Abidjan, 17 juin 2026 (AIP) – Les performances du Centre national d’oncologie médicale et de radiothérapie Alassane Ouattara (CNRAO) en matière de prise en charge des cancers permettent désormais à la Côte d’Ivoire d’atteindre des niveaux de survie comparables à ceux observés dans les pays développés, a indiqué la directrice générale de l’établissement, Professeure Judith Didi-Kouko Coulibaly.
Elle s’exprimait mardi 16 juin 2026 au CHU de Cocody, à l’occasion de la cérémonie de signature des contrats individuels de performance des directeurs et sous-directeurs du centre.
Selon elle, le taux de survie à cinq ans des patientes atteintes d’un cancer du sein est passé de 31 % au niveau national en 2017 à 63 % au CNRAO. Ce taux atteint même 85 % lorsque la maladie est diagnostiquée précocement grâce au dépistage.
Des progrès similaires ont été enregistrés pour d’autres pathologies.
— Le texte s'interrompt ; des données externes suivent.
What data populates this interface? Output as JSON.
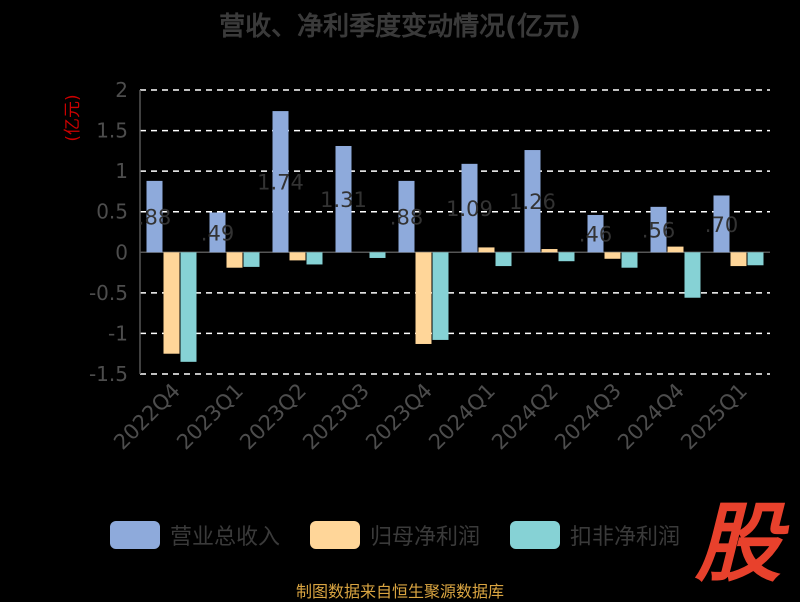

Le taux de survie à cinq ans des patients souffrant d’un cancer de la prostate s’établit à 72 %, contre 55 % auparavant, et grimpe à 93 % en cas de détection précoce. Pour le cancer du col de l’utérus, 61 % des patientes sont encore en vie cinq ans après leur traitement, une proportion qui atteint 88 % lorsque la maladie est prise en charge à un stade précoce.
« Ces résultats sont proches de ceux observés dans les pays occidentaux et témoignent de la qualité de la prise en charge médicale et humaine offerte par le CNRAO », a souligné Prof Didi-Kouko Coulibaly.
La directrice générale a également assuré que les difficultés financières ne constituent pas un obstacle à l’accès aux soins au sein de l’établissement. Des mécanismes d’accompagnement social permettent aux patients de bénéficier de facilités de paiement afin d’éviter toute interruption ou tout retard de traitement.
Ces résultats ont été présentés lors de la signature des contrats de performance des responsables du centre, une initiative destinée à renforcer la culture du résultat, de la redevabilité et de l’amélioration continue des services.
Le président du Conseil d’orientation et de surveillance, Prof Eddy Edmond, ainsi que l’inspecteur général de la Santé, Dr Bernard Kpaho, représentant le ministre de la Santé, ont salué cette démarche, présentée comme un levier de modernisation de la gouvernance et de renforcement de la qualité des soins au bénéfice des patients.